2006-03-24 Thread Jeff Dike
On Sat, Mar 25, 2006 at 12:28:09AM +0100, Blaisorblade wrote:
> BUT, this context switch at the thread born is special: the thread being 
> switched away switches to a new thread not in the body of the new thread's 
> call to switch_to_skas->switch_threads(), but in the body of thread_wait()! 
> At that point, we lose the call to arch_switch_to_skas()!

Yuck yuck yuck.  Nice spotting.

There's an obvious one-line fix for this, but I wonder if we ought to
try some restructuring to avoid this sort of thing in the future.

> Questions and notes:
> 
> *) Why does arch/um/os-Linux/skas/process.c has still one siglongjmp() call 
> and sigjmp_buf vars, and that has no comments?
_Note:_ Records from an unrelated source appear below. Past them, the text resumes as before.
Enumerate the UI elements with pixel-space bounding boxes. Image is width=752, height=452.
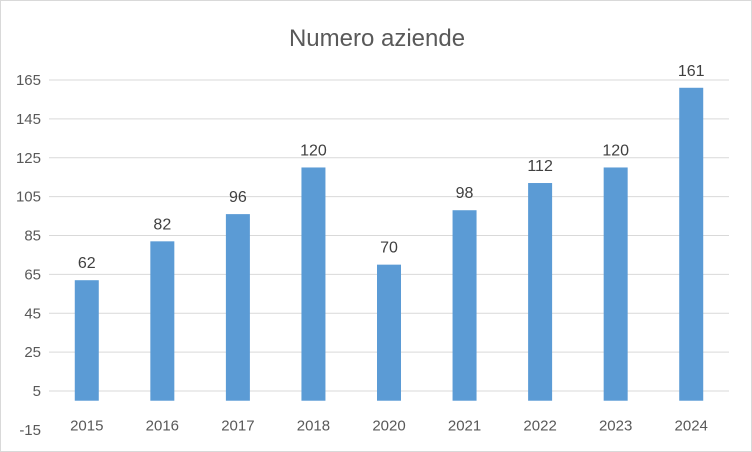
chart-title: Numero aziende [289, 25, 465, 52]
x-tick-label: 2015 [70, 418, 103, 435]
x-tick-label: 2024 [675, 418, 708, 435]
data-label: 98 [456, 185, 474, 202]
y-tick-label: -15 [19, 422, 41, 439]
bars [74, 87, 704, 401]
x-tick-label: 2020 [372, 418, 405, 435]
bar [528, 183, 553, 401]
data-label: 112 [527, 158, 553, 175]
bar [301, 167, 326, 401]
y-tick-label: 165 [16, 72, 41, 89]
bar [452, 210, 477, 401]
bar [603, 167, 628, 401]
x-tick-label: 2018 [297, 418, 330, 435]
x-axis: 2015 2016 2017 2018 2020 2021 2022 2023 2024 [70, 418, 708, 435]
data-label: 82 [153, 216, 171, 233]
y-tick-label: 65 [24, 266, 41, 283]
data-label: 96 [229, 189, 247, 206]
data-label: 120 [300, 142, 327, 159]
bar [74, 280, 99, 401]
data-label: 120 [602, 142, 629, 159]
y-tick-label: 25 [24, 344, 41, 361]
y-tick-label: 145 [16, 111, 41, 128]
y-tick-label: 45 [24, 305, 41, 322]
x-tick-label: 2021 [448, 418, 481, 435]
data-label: 70 [380, 240, 398, 257]
x-tick-label: 2022 [523, 418, 556, 435]
bar [679, 87, 704, 401]
y-tick-label: 125 [16, 150, 41, 167]
bar [377, 264, 401, 401]
data-label: 62 [78, 255, 96, 272]
y-axis: -15 5 25 45 65 85 105 125 145 165 [16, 72, 41, 439]
y-tick-label: 105 [16, 189, 41, 206]
x-tick-label: 2016 [146, 418, 179, 435]
data-label: 161 [678, 63, 705, 80]
y-tick-label: 5 [33, 383, 41, 400]
x-tick-label: 2017 [221, 418, 254, 435]
y-tick-label: 85 [24, 228, 41, 245]
x-tick-label: 2023 [599, 418, 632, 435]
data-labels: 62 82 96 120 70 98 112 120 161 [78, 63, 705, 272]
bar [150, 241, 175, 401]
bar [225, 214, 250, 401]
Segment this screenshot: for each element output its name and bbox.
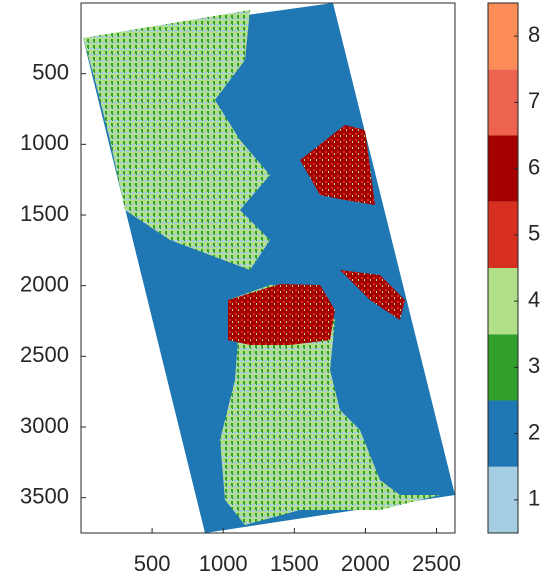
x-tick-label: 2000 (341, 551, 390, 576)
east-bay (340, 270, 405, 320)
y-tick-label: 500 (32, 59, 69, 84)
x-tick-label: 1000 (199, 551, 248, 576)
y-tick-label: 1500 (20, 201, 69, 226)
colorbar-tick-label: 6 (528, 154, 540, 179)
colorbar-segment (488, 135, 518, 202)
x-tick-label: 500 (134, 551, 171, 576)
y-tick-label: 2000 (20, 271, 69, 296)
y-tick-label: 3500 (20, 483, 69, 508)
classification-map (83, 3, 455, 533)
colorbar-segment (488, 69, 518, 136)
colorbar-tick-label: 3 (528, 353, 540, 378)
sf-urban (228, 284, 335, 345)
colorbar-tick-label: 8 (528, 22, 540, 47)
axes: 500 1000 1500 2000 2500 500 1000 1500 2000 2500 30… (20, 59, 461, 575)
colorbar-tick-label: 4 (528, 287, 540, 312)
colorbar-segment (488, 400, 518, 467)
colorbar-tick-label: 1 (528, 486, 540, 511)
y-tick-label: 2500 (20, 342, 69, 367)
x-tick-label: 1500 (270, 551, 319, 576)
colorbar-segment (488, 3, 518, 70)
colorbar: 1 2 3 4 5 6 7 8 (487, 2, 540, 534)
colorbar-segment (488, 268, 518, 335)
x-tick-label: 2500 (412, 551, 461, 576)
colorbar-tick-label: 7 (528, 88, 540, 113)
plot-frame (80, 2, 456, 534)
colorbar-segment (488, 334, 518, 401)
east-land (300, 125, 375, 205)
colorbar-tick-label: 5 (528, 221, 540, 246)
y-tick-label: 1000 (20, 130, 69, 155)
north-land (83, 10, 270, 270)
colorbar-segment (488, 201, 518, 268)
colorbar-tick-label: 2 (528, 419, 540, 444)
colorbar-frame (487, 2, 519, 534)
colorbar-segment (488, 466, 518, 533)
y-tick-label: 3000 (20, 413, 69, 438)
I'm tempted to say that I just missed the call somehow.  I see no
reason for that to be different, especially since it's preceded by a
UML_SIGSETJMP.  As for the sigjmp_buf variables, I don't get your
point.  Those haven't changed.

> *) Also, why thread_wait and thread_switch are almost identical, yet they're 
> two different functions?

switch_threads?  In order to merge them, you'd have to pass in the 1
and the INIT_JMP_REMOVE_SIGSTACK, which I have conceptual problems
with.  First, that makes the callers know things that they probably
shouldn't.  Second, the 1 and the INIT_JMP_REMOVE_SIGSTACK have
completely different meanings.  One is a message to the initial thread
that it has to do something.  The 1 is a message to setjmp that is has
been longjmp-ed to.

> *) Btw, the naming sucks - if I find better names for new_thread, 
> new_thread_proc and such, would they be accepted?

Sure, good names are always appreciated.